Denitrification in a Shaly Aquifer: the Coët-Dan Drainage Basin (Brittany, France)

Hélène Pauwels BRGM-Research Division, B.P. 6009, 45060 Orléans Cedex 2, France

Jean-Claude Foucher BRGM-Research Division, B.P. 6009, 45060 Orléans Cedex 2, France

Valérie Fritsche BRGM-Research Division, B.P. 6009, 45060 Orléans Cedex 2, France


The Coët-Dan drainage basin in Brittany is the scene
of intensive farming, which induces high levels of nitrate contamination in surface waters. In the aquifer, large variations of concentration-versus-depth are observed; within its upper zone, the fluids are strongly contaminated, with nitrate concentrations of as much as 200 mg/l, but which sharply decrease with depth. This decrease is, at least in part, interpreted by denitrification that is influenced by two mechanisms: (a) the mineralization of organic matter; (2) the oxidation of pyrite (detected in cutting samples collected during drilling). To obtain a better information of denitrification reactions, the chemical parameters of groundwater have been monitored in a small area of the drainage baisn since December 1994 and tracer experiments, including injection of nitrate, were conducted.

Results and discussion

From a hydro-chemical viewpoint, the basin consists of two units. From 0 to ~10m, the fluids are more mineralized than deeper down, with chloride contents of around 53 mg/l, and have the highest nitrate concentration, up to 200 mg/l. Variations of nitrate concentration over time are observed, the lowest concentration being reached during autumn, while very low to nil concentrations are registered in the river. At deeper levels, the mineralization and nitrate concentration sharply decrease; chloride concentration drops to 23 mg/l and the nitrate content decreases to zero. These fluids are enriched in CO2 and SO4, which can be attributed to both autotrophic and heterotrophic denitrification processes. In the deeper fluids, variations of nitrate concentrations versus time do not correlate with the values observed in surface waters. Maximum concentration occurs in late spring, whereas in the surface waters it occurs during winter.
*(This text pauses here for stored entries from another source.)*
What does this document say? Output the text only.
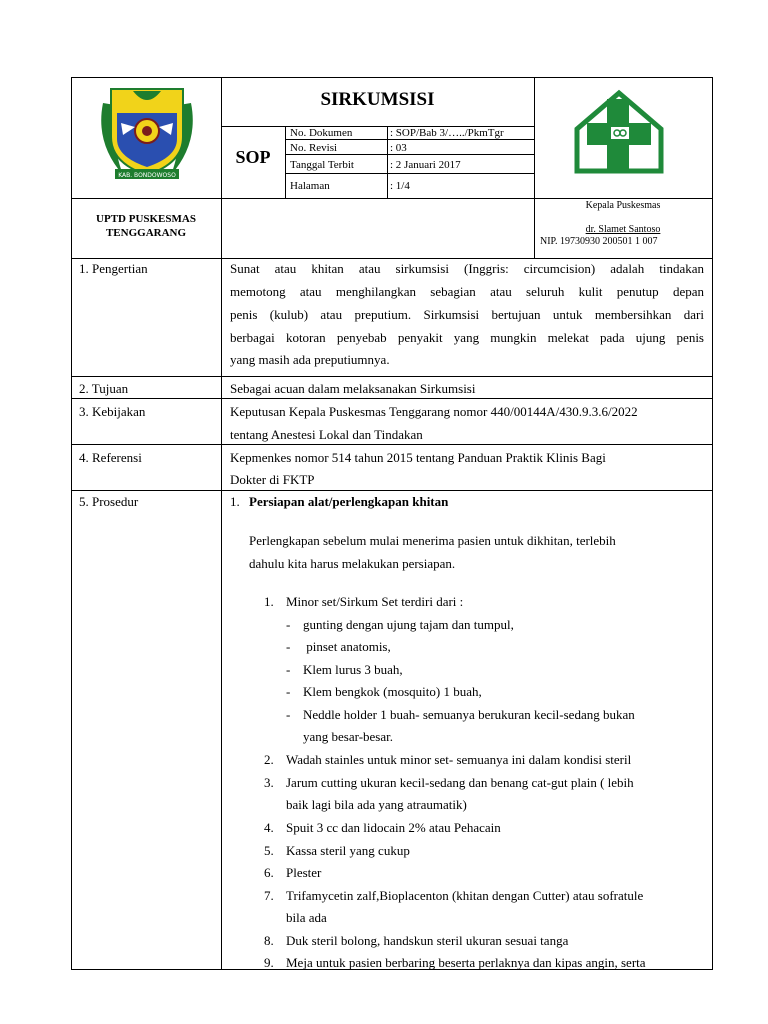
KAB. BONDOWOSO
SIRKUMSISI
SOP
No. Dokumen	: SOP/Bab 3/…../PkmTgr
No. Revisi	: 03
Tanggal Terbit	: 2 Januari 2017
Halaman	: 1/4
UPTD PUSKESMAS
TENGGARANG
Kepala Puskesmas
dr. Slamet Santoso
NIP. 19730930 200501 1 007
1. Pengertian	Sunat atau khitan atau sirkumsisi (Inggris: circumcision) adalah tindakan
memotong atau menghilangkan sebagian atau seluruh kulit penutup depan
penis (kulub) atau preputium. Sirkumsisi bertujuan untuk membersihkan dari
berbagai kotoran penyebab penyakit yang mungkin melekat pada ujung penis
yang masih ada preputiumnya.
2. Tujuan	Sebagai acuan dalam melaksanakan Sirkumsisi
3. Kebijakan	Keputusan Kepala Puskesmas Tenggarang nomor 440/00144A/430.9.3.6/2022
tentang Anestesi Lokal dan Tindakan
4. Referensi	Kepmenkes nomor 514 tahun 2015 tentang Panduan Praktik Klinis Bagi
Dokter di FKTP
5. Prosedur	1. Persiapan alat/perlengkapan khitan
Perlengkapan sebelum mulai menerima pasien untuk dikhitan, terlebih
dahulu kita harus melakukan persiapan.
1. Minor set/Sirkum Set terdiri dari :
- gunting dengan ujung tajam dan tumpul,
- pinset anatomis,
- Klem lurus 3 buah,
- Klem bengkok (mosquito) 1 buah,
- Neddle holder 1 buah- semuanya berukuran kecil-sedang bukan
yang besar-besar.
2. Wadah stainles untuk minor set- semuanya ini dalam kondisi steril
3. Jarum cutting ukuran kecil-sedang dan benang cat-gut plain ( lebih
baik lagi bila ada yang atraumatik)
4. Spuit 3 cc dan lidocain 2% atau Pehacain
5. Kassa steril yang cukup
6. Plester
7. Trifamycetin zalf,Bioplacenton (khitan dengan Cutter) atau sofratule
bila ada
8. Duk steril bolong, handskun steril ukuran sesuai tanga
9. Meja untuk pasien berbaring beserta perlaknya dan kipas angin, serta
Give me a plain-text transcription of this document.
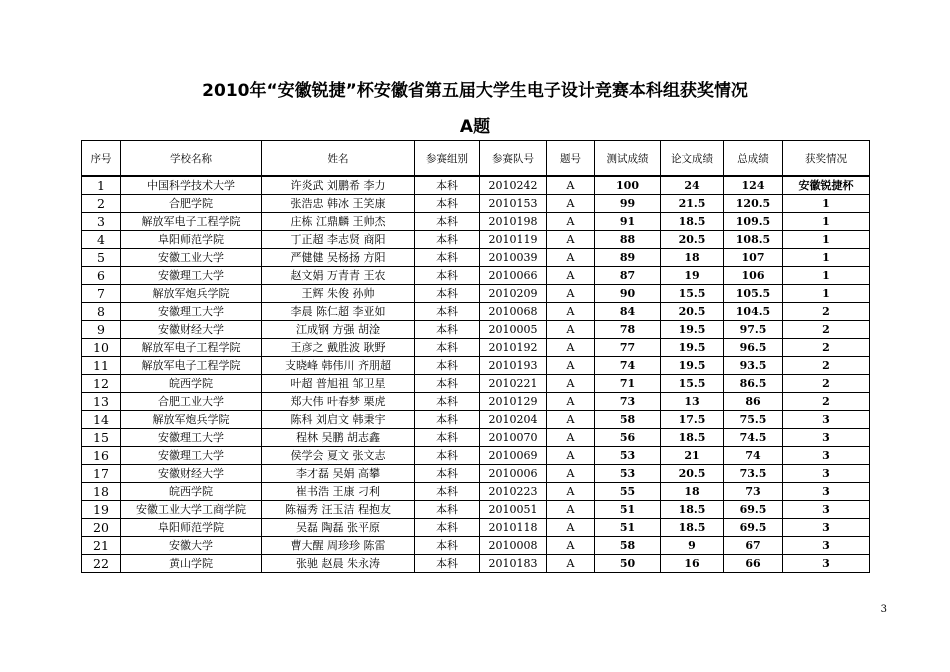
2010年“安徽锐捷”杯安徽省第五届大学生电子设计竞赛本科组获奖情况
A题
序号	学校名称	姓名	参赛组别	参赛队号	题号	测试成绩	论文成绩	总成绩	获奖情况
1	中国科学技术大学	许炎武 刘鹏希 李力	本科	2010242	A	100	24	124	安徽锐捷杯
2	合肥学院	张浩忠 韩冰 王笑康	本科	2010153	A	99	21.5	120.5	1
3	解放军电子工程学院	庄栋 江鼎麟 王帅杰	本科	2010198	A	91	18.5	109.5	1
4	阜阳师范学院	丁正超 李志贤 商阳	本科	2010119	A	88	20.5	108.5	1
5	安徽工业大学	严健健 吴杨扬 方阳	本科	2010039	A	89	18	107	1
6	安徽理工大学	赵文娟 万青青 王农	本科	2010066	A	87	19	106	1
7	解放军炮兵学院	王辉 朱俊 孙帅	本科	2010209	A	90	15.5	105.5	1
8	安徽理工大学	李晨 陈仁超 李亚如	本科	2010068	A	84	20.5	104.5	2
9	安徽财经大学	江成钢 方强 胡淦	本科	2010005	A	78	19.5	97.5	2
10	解放军电子工程学院	王彦之 戴胜波 耿野	本科	2010192	A	77	19.5	96.5	2
11	解放军电子工程学院	支晓峰 韩伟川 齐朋超	本科	2010193	A	74	19.5	93.5	2
12	皖西学院	叶超 普旭祖 邹卫星	本科	2010221	A	71	15.5	86.5	2
13	合肥工业大学	郑大伟 叶春梦 栗虎	本科	2010129	A	73	13	86	2
14	解放军炮兵学院	陈科 刘启文 韩秉宇	本科	2010204	A	58	17.5	75.5	3
15	安徽理工大学	程林 吴鹏 胡志鑫	本科	2010070	A	56	18.5	74.5	3
16	安徽理工大学	侯学会 夏文 张文志	本科	2010069	A	53	21	74	3
17	安徽财经大学	李才磊 吴娟 高攀	本科	2010006	A	53	20.5	73.5	3
18	皖西学院	崔书浩 王康 刁利	本科	2010223	A	55	18	73	3
19	安徽工业大学工商学院	陈福秀 汪玉洁 程抱友	本科	2010051	A	51	18.5	69.5	3
20	阜阳师范学院	吴磊 陶磊 张平原	本科	2010118	A	51	18.5	69.5	3
21	安徽大学	曹大醒 周珍珍 陈雷	本科	2010008	A	58	9	67	3
22	黄山学院	张驰 赵晨 朱永涛	本科	2010183	A	50	16	66	3
3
Exchanges between both shallow and deep levels exist, but are discontinuous in time. As nitrate is periodically observed down to the maximum observation depth of 100 m, nitrate transfer should be rapid with respect to the denitrification rate. In any case, the fluid circulation through this fissured medium must be rapid, which induces a rapid transfer of nitrates.

Two types of tracer experiments were conducted in the lower part of the aquifer where denitrification reactions occur, based on the simultaneous injection of nitrate and bromide (as a conservative tracer): (1) injection into a single well from which the fluids were pumped after 2.5 days of interaction, and (2) a radially converging flow experiment between two wells spaced at 15 m. In the latter case, the tracers appear in the pumping well around 6 hours after their injection. Comparison between bromide and nitrate recoveries shows that the fluids are rapidly depleted in NO3 with respect to Br (Fig. 1). This indicates that the denitrification reaction is rapid, starting after only a few hours, and is completed after a few days of reaction time.


In the Coët-Dan drainage basin, nitrate is transferred from shallow highly contaminated groundwater to the deeper levels of the aquifer. Although denitrification reactions are very rapid in the deep aquifer level, the transfer rate through the fissured medium is sufficiently high to detect nitrates during some periods of the year.

Fig. 1: Nitrate relative to bromide concentrations (g/g) versus vented volume during single well experiment.